The fucking whore, by the way, is the prostitute stepdaughter of one of his top aides, who Jimmy thinks might have cooperated with the cops after being pulled in for turning tricks. Some of his other zingers lack such over-the-top, almost campy bite, but are equally icy. After the owner of Miami’s jai alai enterprise refuses to sell, Jimmy asks his associates, “Would his widow sell?” His one arguably positive conviction? Unflinching support for the IRA.
All of the performances are so spot-on that it should be no surprise that the filmmaker began his career as an actor. Julianne Nicholson is nearly unrecognizable in her muted interpretation of Marianne, Connolly’s neurotic but astute wife; ditto for Peter Sarsgaard, perhaps another cinematic insomniac, in what may be the career-best role of drug addict, and jai alai crook Brian Halloran, a self-proclaimed dead man once he anticipates Jimmy’s wrath after singing. He’s right. Cooper includes in the cast credible nonprofessionals, some of whom had been members of the Winter Hill Boys.

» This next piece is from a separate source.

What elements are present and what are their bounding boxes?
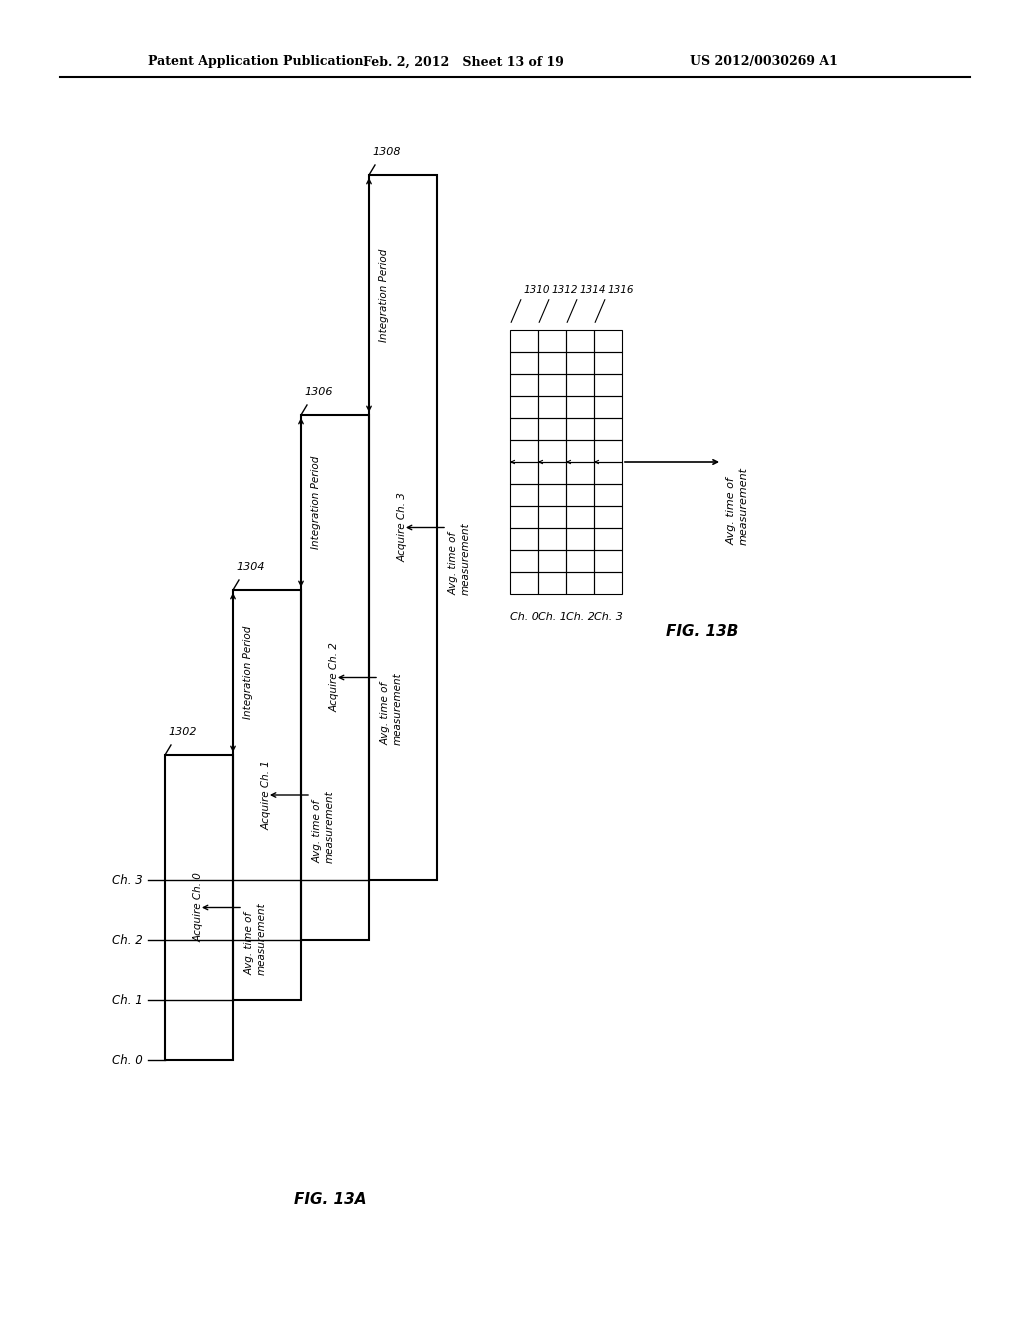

If Jimmy were just an amoral killer, extortionist, and thief, or just a small-timer who climbed the ranks to head racketeer, he would not be such a fascinating subject to recreate on film, or in the source book, former Boston Globe reporters Dick Lehr and Gerard O’Neill’s Black Mass: Whitey Bulger, the FBI and a Devil’s Deal. The much-admired “scion” of a whole working-class Irish community, this passive-aggressive psychopath knew how to work peoples’ emotions.
He was a softie with the old ladies (“When did you get out of Alcatraz?” one asks sweetly), and so devoted to his own Ma that Cooper must have felt obliged to show the crestfallen son at her tasteful, if somber, funeral. The scene is there principally to contrast with the multiple no-frills murders and burials at a muddy river site under a nondescript bridge in an even more nondescript industrial zone. The ploy works.
Jimmy toys with Marianne Connolly while she rests upstairs in her bed, simultaneously playing seducer and hovering menace. South Boston might not be the most colorful of residential spots, but the director films the interiors to reflect a cramped coziness — including frequent scenes of shared meals, like the Irish clan in TV’s Blue Bloods) — and its unembelished exteriors with a vitalizing feeling for texture. It helps, of course, to have on your team Japanese DP Masanobu Takayanagi, who shot Silver Linings Playbook and Out of the Furnace.
Black Mass is relatively seamless, except for a few scenes in which the filmmaker heightens the drama. The arrival in Miami (shot on a Boston beach with planted palm trees) is heralded by a richly baroque crane shot. A well-stitched montage (by editor David Rosenbloom, who eases between more contemporary sequences of seated men giving testimony to the government and scenes of appalling events from decades back) charts the process developed by Jimmy and Connolly to exchange information and proof.
Except for a few spots with an overwrought full orchestra, composer Junkie XL (Tom Holkenborg) masterfully uses piano, pipe organ (the title is ecclesiastal), and especially cello to understatedly accompany actions and changes in character. The cello is in fact the star of the final credits. A dirge backs up old (or fake-old) black-and-white footage recalling the glory days of a darkly charismatic posse that had completed its run.